La ciudad de Medellín casi siempre ha sido contada desde la marginalidad y la violencia. Pero ya hay varias películas, como Apocalípsur, Lo azul del cielo, Matar a Jesús y ahora esta ópera prima de Catalina Arroyave, que proponen contarla desde otro punto de vista o cruzan las diferentes ciudades que hay representadas en sus personajes y sectores. De ese cruce surge el conflicto central de una historia que definitivamente tiene su propio tono, y que hace un colorido retrato de la ciudad, en el que están presentes tanto el amor y la ilusión como la desazón y la violencia.

Homo botanicus, de Guillermo Quintero

Ante la mención de la categoría de Cine científico, es posible encontrar reticencias por lo áridos que puedan parecer sus contenidos y tratamiento. Y si bien esta película podría entrar en esa categoría, decir que es un filme científico sería encasillarlo y tal vez restarle posibilidades con el público por las mencionadas reticencias. Esta película es un documental, y punto, con todo lo que implica este tipo de discurso: esa fascinación por unos temas y sujetos (en este caso la botánica y dos botánicos) que sabe transmitir al espectador, su tratamiento creativo de una realidad y, a fin de cuentas, el relato de una historia contada con inteligencia y pasión.

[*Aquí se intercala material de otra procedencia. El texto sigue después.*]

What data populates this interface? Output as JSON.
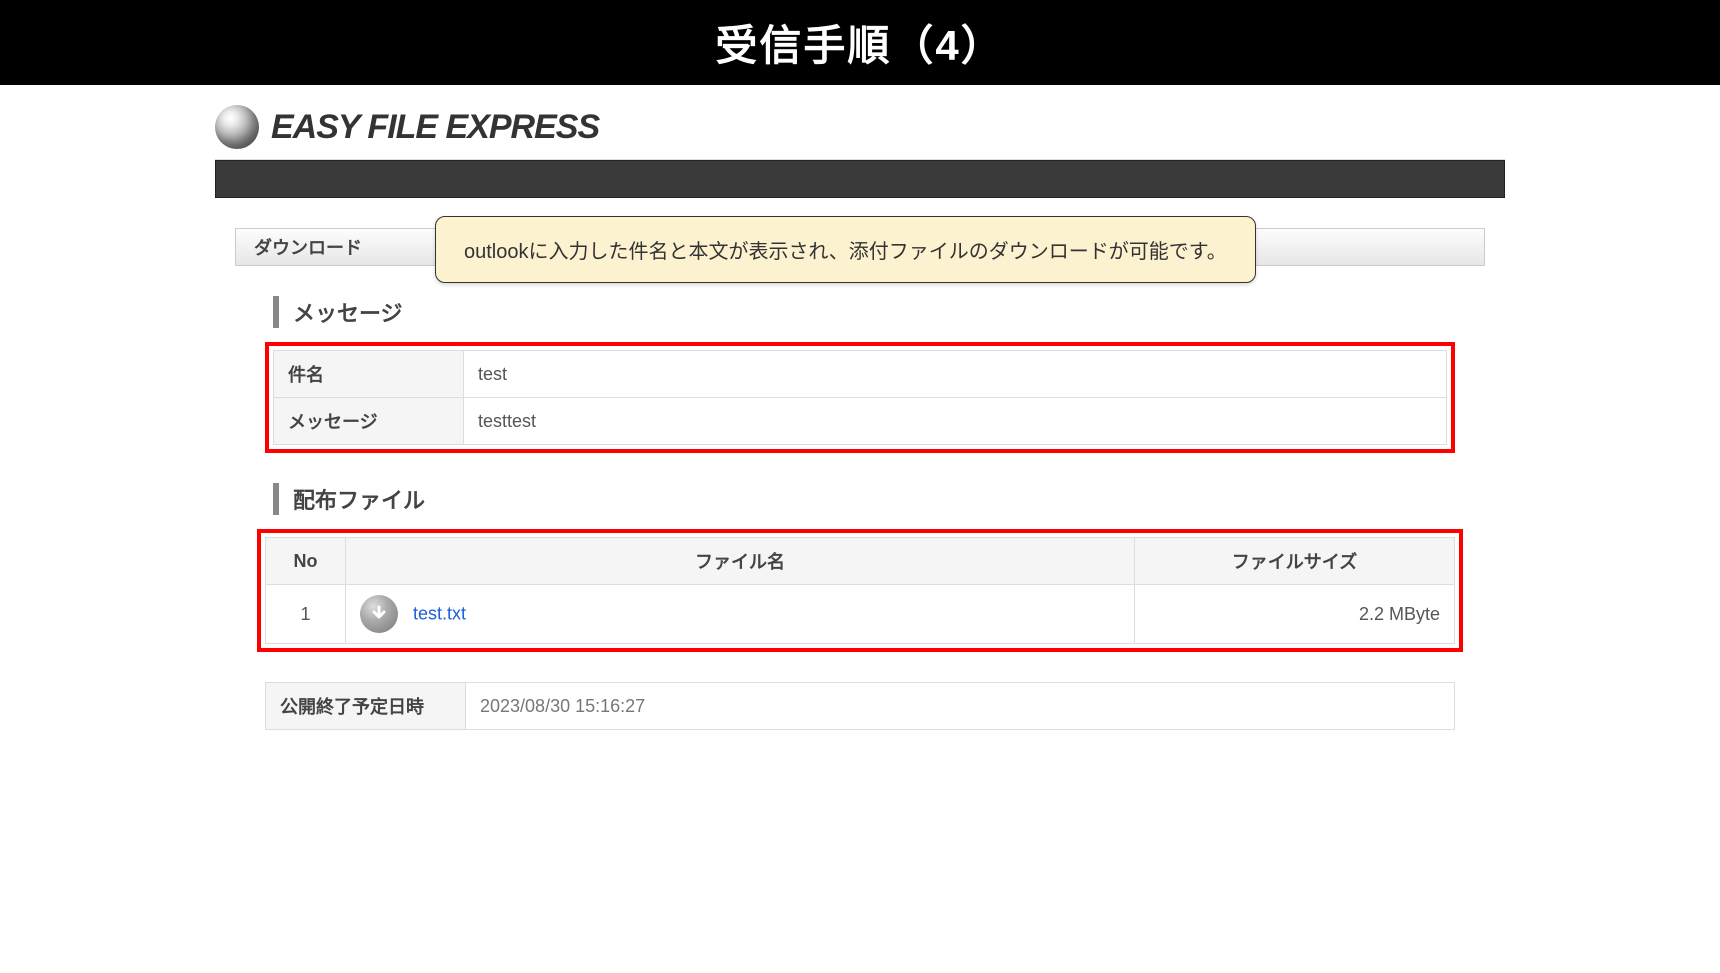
{
  "slide": {
    "title": "受信手順（4）"
  },
  "app": {
    "logo_text": "EASY FILE EXPRESS"
  },
  "tab": {
    "download_label": "ダウンロード"
  },
  "callout": {
    "text": "outlookに入力した件名と本文が表示され、添付ファイルのダウンロードが可能です。"
  },
  "message_section": {
    "heading": "メッセージ",
    "subject_label": "件名",
    "subject_value": "test",
    "message_label": "メッセージ",
    "message_value": "testtest"
  },
  "files_section": {
    "heading": "配布ファイル",
    "columns": {
      "no": "No",
      "name": "ファイル名",
      "size": "ファイルサイズ"
    },
    "rows": [
      {
        "no": "1",
        "name": "test.txt",
        "size": "2.2 MByte"
      }
    ]
  },
  "expiry": {
    "label": "公開終了予定日時",
    "value": "2023/08/30 15:16:27"
  }
}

Lola… drones, de Giovanny Patiño

En el centro de Medellín se encuentra Barrio Triste, un universo en sí mismo en el que conviven la marginalidad y la violencia con una comunidad que tiene unas dinámicas únicas en la ciudad. Este universo es muy bien conocido por su director y por eso sabe crear un relato lleno de fuerza y realismo, poblado de coloridos e insólitos personajes, quienes acompañan la historia de amor y supervivencia de una mujer en una narración llena de vertiginosidad y zozobra. Una película que puede resultar recargada en los elementos que la componen, pero tal vez por eso mismo, consigue un complejo y centelleante retrato de ese universo que, si en un Víctor Gaviria está definido por su poesía y mirada compasiva, con Papá Giovanny lo está por su cruda honestidad.

X500, de Juan Andrés Arango

Tres historias separadas en sus argumentos, contadas de forma alternada, pero que tienen en común a unos personajes, su condición y circunstancias. El director colombiano Juan Andrés Arango ubica estas historias en Ciudad de México, Buenaventura y Montreal, tres ciudades que no podían ser más diferentes entre sí, pero que terminan siendo universos similares para estos tres jóvenes que se enfrentan cada uno a sus respectivos contextos, arrojando como resultado un relato duro y reflexivo sobre la identidad, el sentido de pertenencia y la transición de la juventud a la adultez.